This basically confirms that the file has multiple dates, and that we are looking at the right month of data. Typically a data set will have mostly reports from the previous month, but there are always also submissions from other months. We want to filter out those other months, which we do based on the `month_studied` variable set near the top of the file, which should match the period at the top of the table below.


In [39]:
# Pivot the mixbev table by Period. Default it give a Count of the records
# We then order the table by Count in descending order
by_period = mixbev.pivot('Period').order_by('Count', reverse=True)

# prints the table of period and number of records
by_period.limit(5).print_table(max_rows=None)

| Period  |  Count |
| ------- | ------ |
| 2017/03 | 14,144 |
| 2017/02 |  1,718 |
| 2017/01 |    258 |
| 2016/12 |     61 |
| 2017/04 |     49 |


In [40]:
## filters the records to our month_studied
mixbev_month = mixbev.where(lambda row: row['Period'] == month_studied)

# function to group sales by a specific location
# City or County passed in should be ALL CAPS
# Location_type can be 'City' or 'County'

def location_sum(location_type, location):
    # Filters the data to the specified city
    location_filtered = mixbev_month.where(lambda row: row[location_type].upper() == location)

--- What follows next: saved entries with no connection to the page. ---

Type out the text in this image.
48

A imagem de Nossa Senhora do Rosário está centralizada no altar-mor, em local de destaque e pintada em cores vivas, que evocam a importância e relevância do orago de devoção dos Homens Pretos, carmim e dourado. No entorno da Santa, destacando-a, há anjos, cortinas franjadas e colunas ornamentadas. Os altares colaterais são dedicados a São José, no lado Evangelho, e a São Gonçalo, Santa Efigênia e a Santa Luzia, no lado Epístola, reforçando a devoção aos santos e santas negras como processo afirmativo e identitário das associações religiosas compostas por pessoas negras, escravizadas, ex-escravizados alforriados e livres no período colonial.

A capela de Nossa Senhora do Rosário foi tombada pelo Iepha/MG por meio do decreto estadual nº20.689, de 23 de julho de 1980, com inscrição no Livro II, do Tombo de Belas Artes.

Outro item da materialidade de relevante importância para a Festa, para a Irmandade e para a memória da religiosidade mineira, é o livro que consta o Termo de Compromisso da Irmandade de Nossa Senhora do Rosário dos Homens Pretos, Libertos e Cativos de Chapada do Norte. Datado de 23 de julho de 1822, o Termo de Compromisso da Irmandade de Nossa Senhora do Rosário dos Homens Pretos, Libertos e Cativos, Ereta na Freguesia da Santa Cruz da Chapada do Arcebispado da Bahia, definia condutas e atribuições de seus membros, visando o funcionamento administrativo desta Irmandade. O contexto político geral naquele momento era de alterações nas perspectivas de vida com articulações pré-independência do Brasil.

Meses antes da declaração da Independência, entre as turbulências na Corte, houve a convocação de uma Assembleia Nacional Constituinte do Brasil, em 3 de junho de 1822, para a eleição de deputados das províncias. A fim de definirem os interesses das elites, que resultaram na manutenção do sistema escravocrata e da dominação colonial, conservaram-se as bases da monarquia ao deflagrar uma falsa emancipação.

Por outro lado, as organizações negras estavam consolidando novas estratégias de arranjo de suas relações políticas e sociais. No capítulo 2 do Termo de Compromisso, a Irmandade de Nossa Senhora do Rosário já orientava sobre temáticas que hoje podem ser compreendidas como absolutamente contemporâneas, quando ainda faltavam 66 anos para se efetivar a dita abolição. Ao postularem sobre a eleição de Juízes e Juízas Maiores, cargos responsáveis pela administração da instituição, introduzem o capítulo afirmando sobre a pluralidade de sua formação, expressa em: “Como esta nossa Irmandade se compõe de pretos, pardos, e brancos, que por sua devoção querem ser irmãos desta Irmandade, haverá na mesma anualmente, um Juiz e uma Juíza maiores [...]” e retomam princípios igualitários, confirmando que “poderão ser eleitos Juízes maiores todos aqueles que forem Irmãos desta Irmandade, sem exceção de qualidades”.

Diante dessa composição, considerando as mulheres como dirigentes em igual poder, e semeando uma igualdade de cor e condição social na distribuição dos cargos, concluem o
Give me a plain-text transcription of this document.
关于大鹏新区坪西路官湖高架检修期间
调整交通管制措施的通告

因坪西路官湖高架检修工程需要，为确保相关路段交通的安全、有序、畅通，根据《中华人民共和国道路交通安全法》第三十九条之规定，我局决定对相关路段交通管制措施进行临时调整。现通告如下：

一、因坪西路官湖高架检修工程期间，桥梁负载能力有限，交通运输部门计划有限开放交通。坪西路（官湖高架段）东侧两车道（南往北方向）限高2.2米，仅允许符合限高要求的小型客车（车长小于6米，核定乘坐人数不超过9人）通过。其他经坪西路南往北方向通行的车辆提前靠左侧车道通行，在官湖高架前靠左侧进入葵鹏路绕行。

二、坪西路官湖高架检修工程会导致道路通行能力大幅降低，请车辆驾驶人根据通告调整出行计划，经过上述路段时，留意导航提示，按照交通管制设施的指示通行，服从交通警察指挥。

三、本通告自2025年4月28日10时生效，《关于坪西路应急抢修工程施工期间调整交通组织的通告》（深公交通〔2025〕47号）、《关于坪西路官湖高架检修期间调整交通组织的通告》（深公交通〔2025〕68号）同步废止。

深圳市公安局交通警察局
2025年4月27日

    # groups the data based on Establishment and location
    location_grouped = location_filtered.group_by('Establishment').group_by(location_type)
    # computes the sales based on the grouping
    location_summary = location_grouped.aggregate([
        ('Tax_sum', agate.Sum('Tax')),
        ('Receipts_sum', agate.Sum('Receipts'))
    ])
    
    # sorts the results by most sold
    location_summary_sorted = location_summary.order_by('Receipts_sum', reverse=True)
    # prints the top 10 results
    
    return(location_summary_sorted)


## Top sales statewide

Because we want to group our results by more than one field and perform more than one aggregation, we'll do this a little differently. We'll use group_by to create a grouped table, then perform aggregations on that new table to computer the Tax and Receipts columns.

In [41]:
# groups the data based on Establishment and City
mixbev_grouped = mixbev_month.group_by('Establishment').group_by('County').group_by('City')

# computes the sales based on the grouping
state_summary = mixbev_grouped.aggregate([
    ('Tax_sum', agate.Sum('Tax')),
    ('Sales_sum', agate.Sum('Receipts'))
])

# sorts the results by most sold. We could probalby chain it above if we wanted to.
state_summary_sorted = state_summary.order_by('Sales_sum', reverse=True)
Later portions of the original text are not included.